Many of the health problems her team encountered were nutrition related, she said. Food that the villagers don't hunt has to be flown in. Vegetables and dairy products are almost non-existent.
 
"All they eat is meat," Colonel Hooper said. "They don't get enough calcium ... (and) they're hungry most of the time."
 
The lack of meal options also meant her team usually dined on military Meals, Ready-To-Eat, she said, "and maybe school lunches if it didn't look too bad--I always ate with the kids."
 
In many ways, the Arctic Care team members were students as much as they were instructors at the school. They learned about the obvious, that life there is cold and harsh, and the not so obvious, that basketball is so popular villagers will travel four hours by snowmobile to attend a game.

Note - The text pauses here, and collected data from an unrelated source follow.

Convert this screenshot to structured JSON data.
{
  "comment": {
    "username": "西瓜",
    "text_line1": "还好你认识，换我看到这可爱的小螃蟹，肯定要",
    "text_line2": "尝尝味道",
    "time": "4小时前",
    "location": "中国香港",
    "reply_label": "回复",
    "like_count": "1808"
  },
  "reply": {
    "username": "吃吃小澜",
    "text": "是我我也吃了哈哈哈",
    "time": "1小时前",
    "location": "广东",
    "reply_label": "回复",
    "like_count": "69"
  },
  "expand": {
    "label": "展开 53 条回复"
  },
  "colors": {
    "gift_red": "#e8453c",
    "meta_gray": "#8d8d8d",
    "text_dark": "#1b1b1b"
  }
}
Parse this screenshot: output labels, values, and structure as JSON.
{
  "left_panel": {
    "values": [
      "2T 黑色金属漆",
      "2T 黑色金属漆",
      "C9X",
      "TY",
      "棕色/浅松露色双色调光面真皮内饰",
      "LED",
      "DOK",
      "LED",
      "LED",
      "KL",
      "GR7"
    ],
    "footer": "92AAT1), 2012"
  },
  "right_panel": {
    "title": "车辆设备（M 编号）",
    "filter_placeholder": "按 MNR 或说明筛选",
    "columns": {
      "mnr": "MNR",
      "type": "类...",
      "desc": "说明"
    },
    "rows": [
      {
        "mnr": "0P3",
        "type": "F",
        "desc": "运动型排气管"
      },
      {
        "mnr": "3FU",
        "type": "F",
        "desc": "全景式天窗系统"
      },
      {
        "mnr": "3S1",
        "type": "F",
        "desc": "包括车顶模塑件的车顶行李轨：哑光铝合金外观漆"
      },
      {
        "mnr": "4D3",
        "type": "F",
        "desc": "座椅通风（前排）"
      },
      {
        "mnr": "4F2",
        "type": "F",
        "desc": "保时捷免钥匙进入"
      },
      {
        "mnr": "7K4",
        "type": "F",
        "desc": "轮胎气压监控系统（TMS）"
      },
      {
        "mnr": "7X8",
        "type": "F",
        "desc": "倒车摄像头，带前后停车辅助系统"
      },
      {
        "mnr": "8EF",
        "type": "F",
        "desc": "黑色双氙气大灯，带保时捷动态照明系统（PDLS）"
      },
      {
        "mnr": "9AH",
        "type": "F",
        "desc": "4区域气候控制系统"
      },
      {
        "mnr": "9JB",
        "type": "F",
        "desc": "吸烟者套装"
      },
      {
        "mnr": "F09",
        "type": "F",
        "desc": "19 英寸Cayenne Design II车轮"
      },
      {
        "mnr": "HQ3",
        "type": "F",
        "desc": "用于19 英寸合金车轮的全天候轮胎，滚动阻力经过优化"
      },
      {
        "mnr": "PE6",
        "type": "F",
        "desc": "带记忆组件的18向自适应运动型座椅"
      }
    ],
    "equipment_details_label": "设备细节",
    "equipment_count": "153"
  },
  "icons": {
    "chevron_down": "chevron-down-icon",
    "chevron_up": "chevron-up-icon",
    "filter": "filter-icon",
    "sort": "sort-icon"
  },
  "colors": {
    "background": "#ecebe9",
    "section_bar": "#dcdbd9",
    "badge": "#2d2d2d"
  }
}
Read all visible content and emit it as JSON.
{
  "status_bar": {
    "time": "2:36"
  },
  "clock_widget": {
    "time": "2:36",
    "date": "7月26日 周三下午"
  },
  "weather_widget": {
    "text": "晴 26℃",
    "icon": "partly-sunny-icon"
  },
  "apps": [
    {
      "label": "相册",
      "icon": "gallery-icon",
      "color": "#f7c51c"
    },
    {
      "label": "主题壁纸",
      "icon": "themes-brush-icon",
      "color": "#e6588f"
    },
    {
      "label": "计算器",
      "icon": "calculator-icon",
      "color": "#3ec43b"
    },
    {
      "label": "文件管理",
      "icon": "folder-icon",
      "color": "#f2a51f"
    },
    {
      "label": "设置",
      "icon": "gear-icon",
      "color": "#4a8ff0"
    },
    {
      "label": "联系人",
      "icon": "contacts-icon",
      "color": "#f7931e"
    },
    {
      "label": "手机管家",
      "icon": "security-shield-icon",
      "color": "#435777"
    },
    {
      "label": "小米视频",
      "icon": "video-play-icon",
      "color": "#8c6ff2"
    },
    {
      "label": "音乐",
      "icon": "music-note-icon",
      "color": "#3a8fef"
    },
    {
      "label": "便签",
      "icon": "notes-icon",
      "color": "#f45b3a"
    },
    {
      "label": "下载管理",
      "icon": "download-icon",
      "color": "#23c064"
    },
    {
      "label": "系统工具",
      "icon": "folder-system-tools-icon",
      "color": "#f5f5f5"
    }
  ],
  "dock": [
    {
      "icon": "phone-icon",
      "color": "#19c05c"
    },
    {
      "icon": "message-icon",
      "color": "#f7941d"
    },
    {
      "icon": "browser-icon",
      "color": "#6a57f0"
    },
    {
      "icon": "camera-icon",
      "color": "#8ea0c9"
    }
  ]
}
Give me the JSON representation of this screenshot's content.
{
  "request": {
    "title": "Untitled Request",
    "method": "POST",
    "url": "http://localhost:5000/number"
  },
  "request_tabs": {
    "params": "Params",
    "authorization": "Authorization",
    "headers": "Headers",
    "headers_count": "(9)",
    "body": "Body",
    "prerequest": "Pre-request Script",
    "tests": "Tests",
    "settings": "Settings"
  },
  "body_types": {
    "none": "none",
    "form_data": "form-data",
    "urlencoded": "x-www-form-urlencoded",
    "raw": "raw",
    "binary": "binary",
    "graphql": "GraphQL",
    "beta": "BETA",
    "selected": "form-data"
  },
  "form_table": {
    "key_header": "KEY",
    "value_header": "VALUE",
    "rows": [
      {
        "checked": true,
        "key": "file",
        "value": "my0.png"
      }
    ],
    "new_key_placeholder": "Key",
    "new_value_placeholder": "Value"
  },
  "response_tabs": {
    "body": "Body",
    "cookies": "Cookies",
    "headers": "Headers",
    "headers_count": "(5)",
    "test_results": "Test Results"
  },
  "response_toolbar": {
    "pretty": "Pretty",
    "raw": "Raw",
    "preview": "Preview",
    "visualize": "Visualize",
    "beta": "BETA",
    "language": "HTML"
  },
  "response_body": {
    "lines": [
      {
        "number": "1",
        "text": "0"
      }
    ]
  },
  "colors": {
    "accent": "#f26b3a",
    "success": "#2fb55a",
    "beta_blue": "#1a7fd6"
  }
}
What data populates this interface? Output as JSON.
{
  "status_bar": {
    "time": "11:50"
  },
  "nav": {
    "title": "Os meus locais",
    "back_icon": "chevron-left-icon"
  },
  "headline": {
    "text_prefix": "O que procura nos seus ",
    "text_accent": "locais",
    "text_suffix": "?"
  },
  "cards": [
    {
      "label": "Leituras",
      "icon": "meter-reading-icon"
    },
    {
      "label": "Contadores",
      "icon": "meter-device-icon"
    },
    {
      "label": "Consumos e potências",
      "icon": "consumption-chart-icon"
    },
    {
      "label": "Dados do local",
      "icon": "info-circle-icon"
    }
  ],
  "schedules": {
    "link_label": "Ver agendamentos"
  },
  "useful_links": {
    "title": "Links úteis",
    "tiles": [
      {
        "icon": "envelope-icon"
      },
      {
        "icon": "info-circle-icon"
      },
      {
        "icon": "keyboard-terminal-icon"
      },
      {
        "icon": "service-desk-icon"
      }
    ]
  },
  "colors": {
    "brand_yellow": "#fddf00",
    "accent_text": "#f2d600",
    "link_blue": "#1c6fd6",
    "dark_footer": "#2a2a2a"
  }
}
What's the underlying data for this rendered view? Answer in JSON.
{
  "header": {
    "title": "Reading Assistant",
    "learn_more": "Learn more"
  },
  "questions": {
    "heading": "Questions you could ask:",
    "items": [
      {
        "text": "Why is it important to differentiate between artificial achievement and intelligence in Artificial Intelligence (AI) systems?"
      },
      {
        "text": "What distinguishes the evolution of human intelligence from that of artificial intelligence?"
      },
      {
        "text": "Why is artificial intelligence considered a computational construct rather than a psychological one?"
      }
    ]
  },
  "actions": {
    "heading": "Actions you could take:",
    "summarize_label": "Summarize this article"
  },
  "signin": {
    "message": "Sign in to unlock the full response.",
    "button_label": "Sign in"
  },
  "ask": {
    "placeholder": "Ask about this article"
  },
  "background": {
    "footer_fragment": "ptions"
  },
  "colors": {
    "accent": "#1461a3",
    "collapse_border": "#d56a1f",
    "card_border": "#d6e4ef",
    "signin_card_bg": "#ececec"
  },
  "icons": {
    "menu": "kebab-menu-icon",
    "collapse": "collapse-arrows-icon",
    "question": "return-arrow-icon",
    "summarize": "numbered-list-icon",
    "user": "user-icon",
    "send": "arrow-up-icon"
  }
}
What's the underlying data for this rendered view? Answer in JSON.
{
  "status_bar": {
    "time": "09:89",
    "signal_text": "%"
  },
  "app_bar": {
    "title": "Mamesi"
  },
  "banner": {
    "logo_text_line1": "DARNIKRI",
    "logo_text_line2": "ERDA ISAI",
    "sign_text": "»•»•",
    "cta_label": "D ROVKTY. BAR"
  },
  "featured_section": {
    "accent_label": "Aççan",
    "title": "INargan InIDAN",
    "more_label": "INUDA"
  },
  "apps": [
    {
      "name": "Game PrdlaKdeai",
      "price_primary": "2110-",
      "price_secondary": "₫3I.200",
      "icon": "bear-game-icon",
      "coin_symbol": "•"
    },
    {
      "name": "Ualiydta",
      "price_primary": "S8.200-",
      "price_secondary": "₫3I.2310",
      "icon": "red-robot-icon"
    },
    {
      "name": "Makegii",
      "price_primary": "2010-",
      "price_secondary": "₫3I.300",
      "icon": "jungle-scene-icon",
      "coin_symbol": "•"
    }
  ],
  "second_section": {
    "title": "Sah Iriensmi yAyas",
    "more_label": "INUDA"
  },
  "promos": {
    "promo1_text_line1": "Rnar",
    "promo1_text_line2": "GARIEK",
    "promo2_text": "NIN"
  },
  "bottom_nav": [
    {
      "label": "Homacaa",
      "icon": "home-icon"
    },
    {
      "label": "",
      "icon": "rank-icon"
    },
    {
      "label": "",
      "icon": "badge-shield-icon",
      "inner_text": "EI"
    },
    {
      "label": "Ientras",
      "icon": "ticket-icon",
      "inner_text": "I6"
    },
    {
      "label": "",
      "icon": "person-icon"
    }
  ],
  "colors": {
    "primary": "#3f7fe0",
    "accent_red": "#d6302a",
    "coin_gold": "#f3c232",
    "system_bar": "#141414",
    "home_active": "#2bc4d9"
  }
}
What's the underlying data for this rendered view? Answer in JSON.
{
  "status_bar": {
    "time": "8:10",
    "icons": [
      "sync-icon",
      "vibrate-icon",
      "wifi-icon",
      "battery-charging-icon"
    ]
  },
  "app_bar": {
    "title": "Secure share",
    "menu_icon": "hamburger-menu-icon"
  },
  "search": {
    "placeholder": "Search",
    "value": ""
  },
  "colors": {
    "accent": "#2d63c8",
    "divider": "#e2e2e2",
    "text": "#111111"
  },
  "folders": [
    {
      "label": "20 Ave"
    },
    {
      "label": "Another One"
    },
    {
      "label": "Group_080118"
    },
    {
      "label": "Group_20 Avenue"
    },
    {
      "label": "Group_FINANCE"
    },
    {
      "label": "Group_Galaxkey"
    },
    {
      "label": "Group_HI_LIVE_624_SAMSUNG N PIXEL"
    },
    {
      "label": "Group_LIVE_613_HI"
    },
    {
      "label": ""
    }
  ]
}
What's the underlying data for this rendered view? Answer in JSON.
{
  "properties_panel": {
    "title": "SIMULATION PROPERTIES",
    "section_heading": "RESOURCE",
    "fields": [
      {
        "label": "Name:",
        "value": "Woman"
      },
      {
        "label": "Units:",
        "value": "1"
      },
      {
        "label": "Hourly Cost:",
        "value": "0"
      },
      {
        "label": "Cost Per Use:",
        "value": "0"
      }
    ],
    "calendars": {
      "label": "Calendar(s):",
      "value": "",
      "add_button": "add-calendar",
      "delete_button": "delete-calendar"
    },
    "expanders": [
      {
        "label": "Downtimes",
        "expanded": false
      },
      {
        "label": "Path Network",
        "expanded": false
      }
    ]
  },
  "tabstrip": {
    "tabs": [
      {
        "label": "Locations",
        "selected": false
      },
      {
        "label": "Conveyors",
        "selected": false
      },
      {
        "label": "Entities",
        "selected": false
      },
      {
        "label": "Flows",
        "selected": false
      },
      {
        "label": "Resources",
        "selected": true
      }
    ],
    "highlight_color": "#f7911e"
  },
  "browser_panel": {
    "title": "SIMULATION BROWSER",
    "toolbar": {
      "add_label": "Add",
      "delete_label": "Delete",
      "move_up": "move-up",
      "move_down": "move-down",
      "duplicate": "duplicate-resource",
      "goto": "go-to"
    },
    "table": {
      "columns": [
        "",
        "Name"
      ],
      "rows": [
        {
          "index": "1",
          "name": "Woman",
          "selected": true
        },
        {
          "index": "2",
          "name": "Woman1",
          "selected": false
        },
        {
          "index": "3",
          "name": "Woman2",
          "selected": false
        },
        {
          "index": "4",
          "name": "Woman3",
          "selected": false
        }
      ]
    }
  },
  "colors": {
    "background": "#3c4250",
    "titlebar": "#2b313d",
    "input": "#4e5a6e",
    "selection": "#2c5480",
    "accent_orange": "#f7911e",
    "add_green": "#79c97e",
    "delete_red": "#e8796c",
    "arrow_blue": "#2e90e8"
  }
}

They learned that the Alakanuks are fighting to preserve their culture and language. They learned that proper methods in seal hunting are taught in elementary school and that all parts of a seal, to include the head, are consumed.
 
"They really immersed us into their culture," Colonel Hooper said.

Dr. Clark said he left Alaska with a deep appreciation for any culture that can survive in remote Alaska. His Arctic Care team stayed in Bethel, the supply hub for villages like Alakanuk. The central location, with its own population of around 6,300 people, allowed for a steady stream of patients.
 
Bethel had few more amenities than the outlying villages, to include a Subway restaurant that servicemembers tired of MREs were happy to see when they returned from the villages.

But conditions in Bethel were, by most U.S. mainlander standards, still very cold and very barren.

"I couldn't live up there in that environment," Dr. Clark, an Oklahoma native, said.
 
Dr. Clark treated 82 patients and performed 244 dental procedures in support of Arctic Care. Cavities from the plenty of sugar-filled sodas and junk foods in the area were "rampant," he said. Colonel Hooper said he later described to her how many of the children's teeth were so decayed that he could easily "rocker" them back and forth to pull them out.
 
Both officers also talked about the benefits of working alongside medical personnel from other military branches. A main reason Arctic Care, an annual exercise, was started 15 years ago was to enable medical personnel to operate in a joint environment. The Navy led the 2009 exercise.

"Those Navy guys were just fantastic," Dr. Clark said. "Everyone worked together great. There was a lot of camaraderie between the services."

Each branch of the U.S. military takes turns leading Arctic Care. The Army led in 2008. The Air Force is scheduled to lead the exercise in 2010.